Помялся у кровати. Пригладил рукой ежик волос – не успели отрасти как следует. В госпиталях всех пускали «под нолик». Уже в полном обмундировании. На плечах – гостевой халат. Переминался с ноги на ногу. В поношенных выцветших сапогах со стоптанными каблуками.

– Михаил Афанасьевич, возьмите там, в тумбочке, табак для вас…

– Вроде и ни к чему он теперь. Природный свой курить дома буду. У нас табак родит.

– Возьмите, возьмите!

Больше и говорить будто не о чем. А ведь прощался с человеком, который, можно сказать, был Яловому и нянькой, и мамкой. Почти месяц.

Пришел как-то к ним в палату. Дружка разыскивал. Красноватое, продубленное солнцем и ветрами лицо. Развернутые плечи человека, который с детских лет ходил за плугом. Метал с косилки. Подавал снопы в барабан молотилки.

Поглядел, как дежурная сестрица Валя, вертлявая, курносенькая, кормила Ялового. Одну ложку супа в рот, из второй – на грудь…

Яловой сразу же:

– Хватит! Больше не буду! Не хочу!

– Нельзя так, капитан! Враз отощаете! – прогудел Михаил Афанасьевич. Подошел к кровати и неожиданно сказал сестре: – Дай-ка, сестрица, я покормлю его.

Сестра взглянула на широкие ладони, узловатые пальцы добровольного помощника, усомнилась:

– Куда тебе… с такими ручищами!

– Погляди, погляди… – лицо хмуроватое, неподвижное. А глаза поголубели.

Поправил салфетку, тарелку перед собой, ложка в руке. Проворчал:

– Молодая еще, неумеха. Пойдут дети, научишься. У меня их семь душ.

– Какой прыткий! И когда успел столько? Из себя вроде еще ничего. Видный дядя. – Сестра развеселилась. Не прочь была и глазками поиграть.

– А тут и спешить не надо. Выйдешь замуж, поймешь… Баба у меня подходящая… И пошло само собой. Как по конвейеру. Один за другим. Последний нашелся уже без меня…

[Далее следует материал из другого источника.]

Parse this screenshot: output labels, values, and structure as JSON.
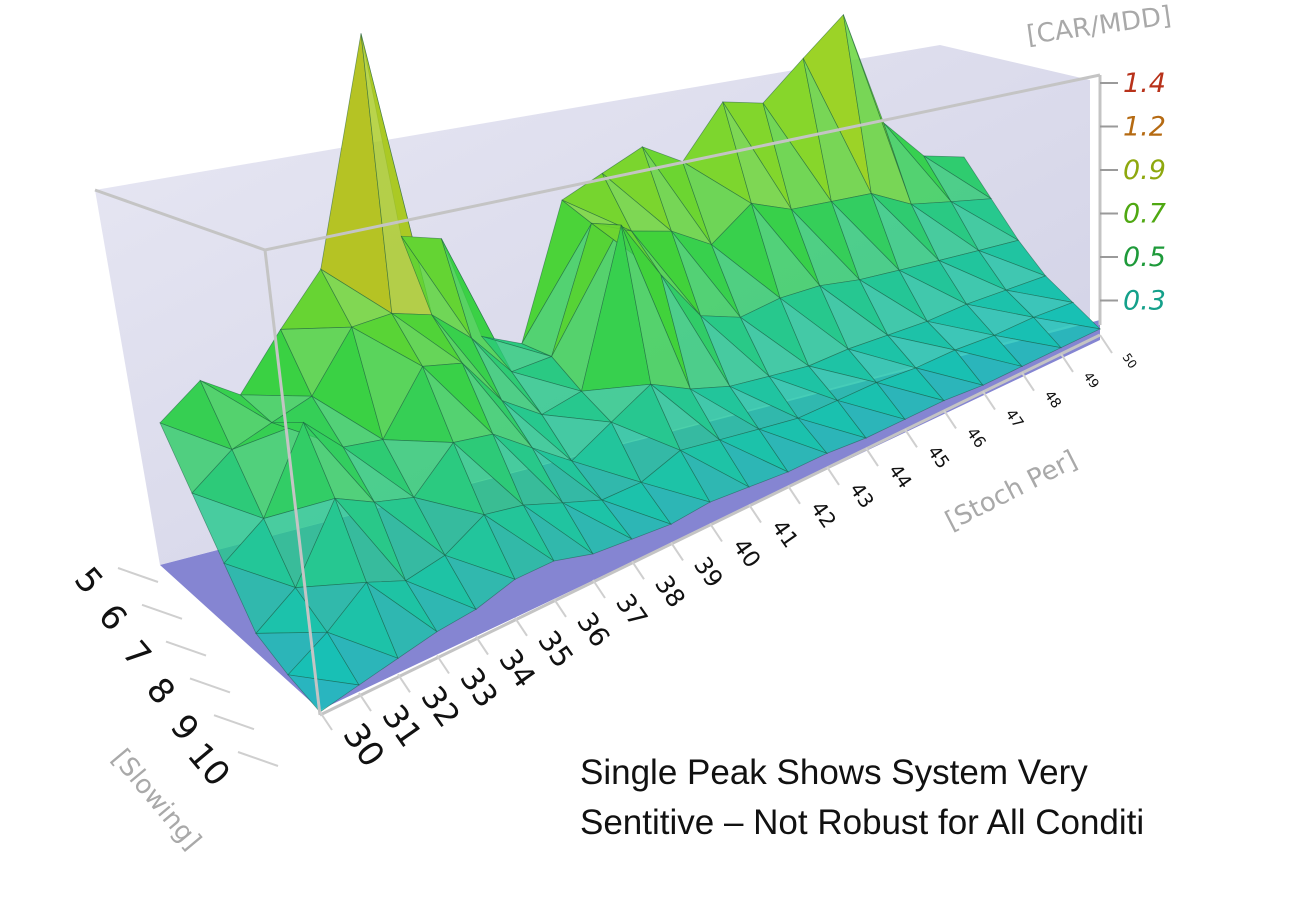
{
  "chart_data": {
    "type": "surface3d",
    "zlabel": "[CAR/MDD]",
    "xlabel": "[Stoch Per]",
    "ylabel": "[Slowing]",
    "x_ticks": [
      "30",
      "31",
      "32",
      "33",
      "34",
      "35",
      "36",
      "37",
      "38",
      "39",
      "40",
      "41",
      "42",
      "43",
      "44",
      "45",
      "46",
      "47",
      "48",
      "49",
      "50"
    ],
    "y_ticks": [
      "5",
      "6",
      "7",
      "8",
      "9",
      "10"
    ],
    "z_ticks": [
      {
        "label": "1.4",
        "color": "#b8321a"
      },
      {
        "label": "1.2",
        "color": "#b56a12"
      },
      {
        "label": "0.9",
        "color": "#8ea80e"
      },
      {
        "label": "0.7",
        "color": "#4fa812"
      },
      {
        "label": "0.5",
        "color": "#1e9a3a"
      },
      {
        "label": "0.3",
        "color": "#14a08a"
      }
    ],
    "zlim": [
      0.2,
      1.4
    ],
    "slowing": [
      5,
      6,
      7,
      8,
      9,
      10
    ],
    "stoch_per": [
      30,
      31,
      32,
      33,
      34,
      35,
      36,
      37,
      38,
      39,
      40,
      41,
      42,
      43,
      44,
      45,
      46,
      47,
      48,
      49,
      50
    ],
    "z": [
      [
        0.55,
        0.62,
        0.55,
        0.68,
        0.8,
        1.38,
        0.82,
        0.78,
        0.48,
        0.42,
        0.78,
        0.82,
        0.86,
        0.78,
        0.92,
        0.88,
        0.98,
        1.08,
        0.7,
        0.55,
        0.5
      ],
      [
        0.45,
        0.52,
        0.55,
        0.58,
        0.72,
        0.72,
        0.68,
        0.58,
        0.45,
        0.45,
        0.78,
        0.72,
        0.68,
        0.6,
        0.68,
        0.62,
        0.6,
        0.58,
        0.5,
        0.46,
        0.42
      ],
      [
        0.35,
        0.42,
        0.62,
        0.52,
        0.5,
        0.65,
        0.62,
        0.48,
        0.4,
        0.42,
        0.84,
        0.66,
        0.5,
        0.45,
        0.46,
        0.45,
        0.42,
        0.4,
        0.38,
        0.36,
        0.34
      ],
      [
        0.25,
        0.32,
        0.5,
        0.45,
        0.42,
        0.52,
        0.5,
        0.42,
        0.34,
        0.4,
        0.46,
        0.4,
        0.36,
        0.34,
        0.32,
        0.32,
        0.31,
        0.3,
        0.3,
        0.29,
        0.28
      ],
      [
        0.22,
        0.28,
        0.36,
        0.32,
        0.34,
        0.4,
        0.38,
        0.34,
        0.3,
        0.3,
        0.34,
        0.32,
        0.3,
        0.28,
        0.28,
        0.28,
        0.27,
        0.27,
        0.26,
        0.26,
        0.25
      ],
      [
        0.2,
        0.22,
        0.24,
        0.26,
        0.27,
        0.3,
        0.3,
        0.27,
        0.26,
        0.25,
        0.26,
        0.25,
        0.24,
        0.24,
        0.23,
        0.23,
        0.23,
        0.22,
        0.22,
        0.22,
        0.22
      ]
    ]
  },
  "caption": {
    "line1": "Single Peak Shows System Very",
    "line2": "Sentitive – Not Robust for All Conditi"
  }
}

Откуда у этого человека такие чуткие, внимательные руки? Не то что пролить, капли не уронит. Впервые Яловой почувствовал, что ест с удовольствием. Раньше обед – страдание. Больше трех-четырех ложек супа не съедал. Прольют горячее на грудь, обожжет; провалитесь вы с вашим обедом!

– Помогал я своей бабе детей вскармливать, – сказал Михаил Афанасьевич. – Обучился. Практика у меня есть.

Все, что говорил и делал он, было исполнено какого-то удивительного чувства достоинства и необходимости. Хотя говорил он, пожалуй, мало. Приносили обед, и тотчас он появлялся в палате.

– Как на службу! – подшучивали поначалу.

Потрет щеку, засмущается:

– А чего… Делать-то все равно нечего.

И к Яловому с салфеткой. Как добрая няня.

Не засиживался, не задерживался после обеда.

– Покой вам надо, – ронял. – Сном всякая болезнь выгоняется.

Только и выпытал Яловой, узнал, что Михаил Афанасьевич из дальнего алтайского села. С малых лет при земле. Хлеборобы от деда и прадеда. Страстишка одна была. Пчелы. По весне, как выставит ульи, пчела начинает первый облет. Тишина такая… Веточка не колыхнется. Солнце пригревает, молодая трава пробивается сквозь прошлогоднюю листву, тянется к теплу. Пчел только и слышно. Жужжат, звенят… Благодать!

– Человеку покой нужен, – говорил Михаил Афанасьевич. – Которые суетятся, из загребущих, все им мало, перегорают быстро. И потом, к делу одному надо прикипеть. Вот хоть к земле. Или к книжке. По каменному делу, литейному… А те, которые кидаются то на одно, то на другое, у таких в руках соображения не будет. Неосновательные это люди.

Увидел как-то на тумбочке том Шиллера. Исторические драмы. Считалось, что сестра будет читать Яловому. Минут по десять раза два только и почитала… Откуда ей вырвать вольную минуту? Со всех сторон: «Сестрица, сестрица!» Полистал Михаил Афанасьевич книжку, что-то вычитал, шевеля губами. Удивился: «Тридцать лет воевали!» Вздохнул: «Сколько же годов в истории люди без войны обходились?»

Сказал:

– Зря говорят, будто мир на крови держится. Кабы все меж людьми в согласии устроить, только тогда и пойдет настоящая жизнь. А пока друг против друга с оружием или с кулаками, до тех пор и кровь будет.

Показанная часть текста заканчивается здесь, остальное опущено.